Jack Druce Comedian and Writer

Never Question The Brick.

Hey! Thanks for reading this. I’ll post one of these every week. I write everyday and I guess it is stupid not to share some of it. It’ll probably be a mix of funny stuff and just stuff I’ve been thinking about. If there are spelling mistakes please don’t be mean to me on twitter.

My house is clean for the first time in a while and it’s making me very happy.

I’ve lived in the same house for the three years I’ve been in Melbourne. I love it a lot but it’s been a total mess that whole time.

The best way to describe my living situation is it’s like all the overwhelming sadness of living in a crack den, without any of that delicious crack.

It’s made me wonder how crack dens start, is it all about crack from the very beginning or is it just a bunch of dudes who hate cleaning, then one day it gets so bad they all go ‘This is terrible, we are going to need something to take the edge off.”

The other day I was thinking maybe we shift our focus, instead of making it a nice house just aim to make it a fun haunted house, like in a theme park. It’s good to have realistic goals, we’re a long way from presentable but we’re pretty close to spooky.

I think you get so used to mess that it’s only when someone comes over that you can see it for what it is. Someone was over recently, and they said ‘Hey, there is no light in your bathroom, but there’s a very large inflatable crocodile wearing a stethoscope leaning against the toilet, and because it’s so dark, that crocodile is almost certainly covered in piss… what’s that about?’

I said, ‘oh that’s Croco-doc.’

Which would have been a fine answer had the question been:

‘Hey Jack, cool toilet crocodile, what should I call him.”

I read once that if you keep chickens, and you introduce a new chicken into the coop, all the other chickens will peck it to death, but if you wait till all the chickens are sleeping and then you introduce the new one, the chickens will wake up, and go, ‘Oh hey, I’ve never seen you, I guess you must must belong here. I think when you live in a share house for a while a similar thing happens.

There is a brick on the tile floor on my kitchen, it’s right in the middle of the floor.

It’s been there for 6 months, I step over it every morning to make breakfast. I’ve never once questioned the brick. There are no other bricks in my house. At some point a person moved the brick from outside, and who am I to question whoever that was.

A bird has started coming into the house and shitting everywhere while nobody is home. I like the bird, I like how brave it must be to come in the first place, and I also like how frightened it is when it realizes it doesn’t know how do get out again. Birds typically know not to go into houses, which makes me made me worry the house has gotten so bad that the bird mistook it for a cave or hollow tree. It fly’s all over the kitchen and knocks stuff everywhere, yesterday I had an encounter with the bird, after a few minutes of it flapping around the kitchen it made it’s way to the window I had opened for it. It perched on the ledge and looked at me, I looked at the mess of my house through the fresh eyes of the bird and felt embarrassment. You should never feel inferior to a bird. As the Bird got ready to fly away I gave it a look that said ‘Take me with you’.

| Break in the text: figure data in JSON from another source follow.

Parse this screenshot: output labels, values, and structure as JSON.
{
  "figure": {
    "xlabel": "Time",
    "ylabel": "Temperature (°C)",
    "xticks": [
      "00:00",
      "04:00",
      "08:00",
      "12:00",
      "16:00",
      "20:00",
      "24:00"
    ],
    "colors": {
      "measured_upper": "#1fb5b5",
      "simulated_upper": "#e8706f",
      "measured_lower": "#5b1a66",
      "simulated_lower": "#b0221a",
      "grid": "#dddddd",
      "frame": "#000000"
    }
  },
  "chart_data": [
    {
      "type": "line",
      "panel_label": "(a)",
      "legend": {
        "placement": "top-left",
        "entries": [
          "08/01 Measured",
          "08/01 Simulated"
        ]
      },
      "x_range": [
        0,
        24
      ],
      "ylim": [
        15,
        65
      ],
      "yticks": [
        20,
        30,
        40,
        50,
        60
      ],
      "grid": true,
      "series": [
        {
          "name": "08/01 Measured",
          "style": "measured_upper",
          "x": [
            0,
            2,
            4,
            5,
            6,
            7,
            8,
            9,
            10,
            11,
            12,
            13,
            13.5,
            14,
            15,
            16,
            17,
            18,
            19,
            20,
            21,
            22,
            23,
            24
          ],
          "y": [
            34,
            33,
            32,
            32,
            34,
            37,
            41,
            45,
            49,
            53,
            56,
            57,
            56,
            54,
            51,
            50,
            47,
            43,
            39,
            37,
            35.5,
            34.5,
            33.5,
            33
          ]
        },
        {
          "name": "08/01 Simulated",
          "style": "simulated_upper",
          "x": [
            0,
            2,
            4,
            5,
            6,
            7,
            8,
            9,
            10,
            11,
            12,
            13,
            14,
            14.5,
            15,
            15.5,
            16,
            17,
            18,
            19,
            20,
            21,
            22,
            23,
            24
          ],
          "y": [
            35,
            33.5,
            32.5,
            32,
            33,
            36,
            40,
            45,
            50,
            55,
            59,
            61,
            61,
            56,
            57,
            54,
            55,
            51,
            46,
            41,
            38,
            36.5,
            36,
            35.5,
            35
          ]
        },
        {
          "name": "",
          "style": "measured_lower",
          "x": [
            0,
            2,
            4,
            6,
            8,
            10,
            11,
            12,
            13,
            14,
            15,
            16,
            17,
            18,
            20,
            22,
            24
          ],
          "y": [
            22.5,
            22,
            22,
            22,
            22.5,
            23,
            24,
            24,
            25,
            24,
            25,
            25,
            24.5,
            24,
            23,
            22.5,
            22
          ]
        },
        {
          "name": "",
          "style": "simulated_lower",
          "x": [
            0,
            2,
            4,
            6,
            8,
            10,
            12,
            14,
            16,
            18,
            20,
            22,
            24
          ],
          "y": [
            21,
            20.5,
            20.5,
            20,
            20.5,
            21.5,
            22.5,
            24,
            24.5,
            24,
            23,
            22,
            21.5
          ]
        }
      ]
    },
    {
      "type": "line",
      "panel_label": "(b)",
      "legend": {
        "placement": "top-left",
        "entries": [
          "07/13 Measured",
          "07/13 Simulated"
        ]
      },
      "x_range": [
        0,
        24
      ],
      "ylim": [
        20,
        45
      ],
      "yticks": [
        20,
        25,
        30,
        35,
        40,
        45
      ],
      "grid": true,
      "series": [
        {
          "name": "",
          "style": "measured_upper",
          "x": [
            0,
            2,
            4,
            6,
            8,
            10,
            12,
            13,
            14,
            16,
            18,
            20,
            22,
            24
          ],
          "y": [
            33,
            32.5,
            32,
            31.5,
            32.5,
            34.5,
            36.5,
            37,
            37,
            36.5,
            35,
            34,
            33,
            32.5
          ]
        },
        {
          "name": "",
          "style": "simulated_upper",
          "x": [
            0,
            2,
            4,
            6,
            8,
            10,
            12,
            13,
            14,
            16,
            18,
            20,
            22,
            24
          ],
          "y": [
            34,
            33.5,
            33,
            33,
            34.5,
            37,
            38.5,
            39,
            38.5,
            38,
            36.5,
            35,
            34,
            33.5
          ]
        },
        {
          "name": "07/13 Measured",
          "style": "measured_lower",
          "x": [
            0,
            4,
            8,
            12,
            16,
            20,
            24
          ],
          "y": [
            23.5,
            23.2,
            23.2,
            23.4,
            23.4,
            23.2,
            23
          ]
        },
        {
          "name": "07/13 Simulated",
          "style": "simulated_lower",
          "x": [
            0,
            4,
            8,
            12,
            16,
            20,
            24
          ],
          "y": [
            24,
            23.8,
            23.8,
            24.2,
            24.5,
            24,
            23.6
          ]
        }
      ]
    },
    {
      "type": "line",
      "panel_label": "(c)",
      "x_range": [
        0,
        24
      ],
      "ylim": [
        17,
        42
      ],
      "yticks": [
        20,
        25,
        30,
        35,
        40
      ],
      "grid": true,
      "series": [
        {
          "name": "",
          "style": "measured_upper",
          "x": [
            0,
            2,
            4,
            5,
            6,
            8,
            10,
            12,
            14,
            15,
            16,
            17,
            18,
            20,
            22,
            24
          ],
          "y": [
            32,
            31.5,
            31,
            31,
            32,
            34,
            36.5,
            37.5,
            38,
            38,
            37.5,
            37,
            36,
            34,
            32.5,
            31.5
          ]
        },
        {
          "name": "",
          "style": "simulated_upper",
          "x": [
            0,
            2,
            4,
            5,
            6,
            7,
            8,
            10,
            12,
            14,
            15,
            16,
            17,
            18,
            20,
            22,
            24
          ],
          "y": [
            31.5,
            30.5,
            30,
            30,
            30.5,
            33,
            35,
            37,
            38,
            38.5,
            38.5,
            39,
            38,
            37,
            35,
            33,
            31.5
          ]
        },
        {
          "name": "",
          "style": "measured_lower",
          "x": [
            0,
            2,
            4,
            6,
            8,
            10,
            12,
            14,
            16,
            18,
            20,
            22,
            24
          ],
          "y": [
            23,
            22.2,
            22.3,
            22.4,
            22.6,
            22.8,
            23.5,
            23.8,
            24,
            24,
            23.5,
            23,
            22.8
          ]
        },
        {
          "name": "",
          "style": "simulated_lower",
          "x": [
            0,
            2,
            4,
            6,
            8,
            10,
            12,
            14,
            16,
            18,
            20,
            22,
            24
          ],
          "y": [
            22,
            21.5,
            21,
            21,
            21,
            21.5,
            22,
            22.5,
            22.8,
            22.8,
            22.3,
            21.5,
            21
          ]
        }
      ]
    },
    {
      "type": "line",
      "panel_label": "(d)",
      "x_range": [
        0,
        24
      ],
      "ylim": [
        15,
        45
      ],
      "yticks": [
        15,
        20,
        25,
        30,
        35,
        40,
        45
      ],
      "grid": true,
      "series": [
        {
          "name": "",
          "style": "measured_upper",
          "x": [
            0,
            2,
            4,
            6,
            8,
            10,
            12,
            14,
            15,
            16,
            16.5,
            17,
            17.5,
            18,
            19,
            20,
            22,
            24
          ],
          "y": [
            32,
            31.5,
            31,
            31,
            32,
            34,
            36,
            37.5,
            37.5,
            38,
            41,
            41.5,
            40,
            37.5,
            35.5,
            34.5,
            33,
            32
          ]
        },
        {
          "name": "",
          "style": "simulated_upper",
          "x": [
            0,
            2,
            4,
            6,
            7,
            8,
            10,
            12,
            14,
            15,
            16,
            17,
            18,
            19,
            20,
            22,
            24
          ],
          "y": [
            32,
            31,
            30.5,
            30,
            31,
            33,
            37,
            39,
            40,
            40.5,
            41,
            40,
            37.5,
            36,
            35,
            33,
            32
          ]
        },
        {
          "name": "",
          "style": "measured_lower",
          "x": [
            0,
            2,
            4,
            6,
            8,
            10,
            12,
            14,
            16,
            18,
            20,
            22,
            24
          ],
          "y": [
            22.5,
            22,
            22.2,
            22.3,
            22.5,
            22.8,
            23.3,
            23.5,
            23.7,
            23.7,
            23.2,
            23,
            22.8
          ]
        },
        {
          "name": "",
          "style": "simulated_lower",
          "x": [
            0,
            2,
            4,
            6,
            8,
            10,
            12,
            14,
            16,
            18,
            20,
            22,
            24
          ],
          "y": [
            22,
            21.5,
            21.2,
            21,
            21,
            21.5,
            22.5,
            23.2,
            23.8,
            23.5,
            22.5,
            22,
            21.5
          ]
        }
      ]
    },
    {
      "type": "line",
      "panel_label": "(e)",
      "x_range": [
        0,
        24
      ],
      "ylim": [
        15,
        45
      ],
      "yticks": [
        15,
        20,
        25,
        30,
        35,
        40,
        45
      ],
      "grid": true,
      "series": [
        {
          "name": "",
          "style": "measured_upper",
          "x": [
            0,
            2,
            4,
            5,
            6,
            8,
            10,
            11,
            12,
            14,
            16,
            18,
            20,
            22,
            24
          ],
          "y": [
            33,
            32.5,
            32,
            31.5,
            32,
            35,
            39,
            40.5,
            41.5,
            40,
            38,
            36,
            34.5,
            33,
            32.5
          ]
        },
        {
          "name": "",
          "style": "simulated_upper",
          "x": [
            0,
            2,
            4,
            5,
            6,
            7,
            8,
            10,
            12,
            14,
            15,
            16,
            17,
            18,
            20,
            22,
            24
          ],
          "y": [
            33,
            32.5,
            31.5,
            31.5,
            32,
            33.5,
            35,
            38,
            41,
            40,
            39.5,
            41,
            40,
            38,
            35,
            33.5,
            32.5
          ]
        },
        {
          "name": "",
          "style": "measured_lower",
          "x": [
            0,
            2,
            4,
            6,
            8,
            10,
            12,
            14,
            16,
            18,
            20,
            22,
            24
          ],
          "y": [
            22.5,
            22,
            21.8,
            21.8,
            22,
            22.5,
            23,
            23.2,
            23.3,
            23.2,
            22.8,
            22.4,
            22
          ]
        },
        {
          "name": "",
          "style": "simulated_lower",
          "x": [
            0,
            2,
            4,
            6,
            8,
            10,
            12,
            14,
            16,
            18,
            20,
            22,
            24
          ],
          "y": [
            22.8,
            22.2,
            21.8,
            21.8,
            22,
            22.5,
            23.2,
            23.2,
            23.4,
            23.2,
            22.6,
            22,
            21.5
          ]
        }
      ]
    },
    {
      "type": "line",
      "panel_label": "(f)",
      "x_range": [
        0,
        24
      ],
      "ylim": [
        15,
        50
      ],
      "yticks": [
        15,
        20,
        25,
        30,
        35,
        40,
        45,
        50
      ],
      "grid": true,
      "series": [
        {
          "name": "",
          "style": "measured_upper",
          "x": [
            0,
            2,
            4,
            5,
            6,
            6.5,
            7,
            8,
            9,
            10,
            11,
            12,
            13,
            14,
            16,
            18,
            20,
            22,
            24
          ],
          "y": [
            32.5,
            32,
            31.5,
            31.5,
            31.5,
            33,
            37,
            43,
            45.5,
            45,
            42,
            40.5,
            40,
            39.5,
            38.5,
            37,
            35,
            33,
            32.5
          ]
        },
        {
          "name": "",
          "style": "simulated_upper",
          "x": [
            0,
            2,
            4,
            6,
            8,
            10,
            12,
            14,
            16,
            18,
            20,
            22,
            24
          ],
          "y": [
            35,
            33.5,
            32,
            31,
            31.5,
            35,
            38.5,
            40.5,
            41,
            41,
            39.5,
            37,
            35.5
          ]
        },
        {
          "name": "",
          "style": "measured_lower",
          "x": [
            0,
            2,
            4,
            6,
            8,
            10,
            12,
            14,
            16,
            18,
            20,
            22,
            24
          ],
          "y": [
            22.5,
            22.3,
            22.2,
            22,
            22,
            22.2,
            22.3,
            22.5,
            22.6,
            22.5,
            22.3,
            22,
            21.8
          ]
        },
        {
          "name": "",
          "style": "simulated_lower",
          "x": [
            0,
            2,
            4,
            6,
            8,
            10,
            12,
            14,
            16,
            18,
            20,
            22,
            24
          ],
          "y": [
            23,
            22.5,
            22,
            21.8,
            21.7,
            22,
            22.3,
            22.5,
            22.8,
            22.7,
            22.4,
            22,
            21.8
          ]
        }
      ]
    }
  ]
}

I made a commitment then not to live like this anymore. It’s hard not to take time to reflect on your living conditions when your cleaning bird shit off a slow cooker.

It’s a balancing act, because I hate my house, but I live with my best friends, and hanging out with them at the house is the most I’ve laughed at anything in my life.

One thing my housemates do for fun is deliberately watch bad movies and then act like we are geniuses for noticing they are bad. It can be hard picking the right bad movie. I once watched ‘Real Steal’. A movie about Hugh Jackman and his son training a robot to fight in a boxing match. I was sure I had stuck gold, it had all the ingredients of a perfect bad movie. Then, to my disappointment, I actually liked it a lot. I found it weirdly touching and by the end I was throwing punches in the air with excitement as the hero robot beat up the other robot. I’ve spoken to other people who did exactly the same thing, I think a large amount of its views on Netflix have been from ironic douchbags who reluctantly loved it.

Even when the bad movie choice is perfect it is still a very dangerous game. You have to keep saying funny stuff at all times, because if there is even a MINUTE of silence. The illusion of fun fades away and the absolute fucking horror of your life sets in as you all realise in the same moment, oh we are just 3 depressed men sitting in our own filth watching Kangaroo Jack… again.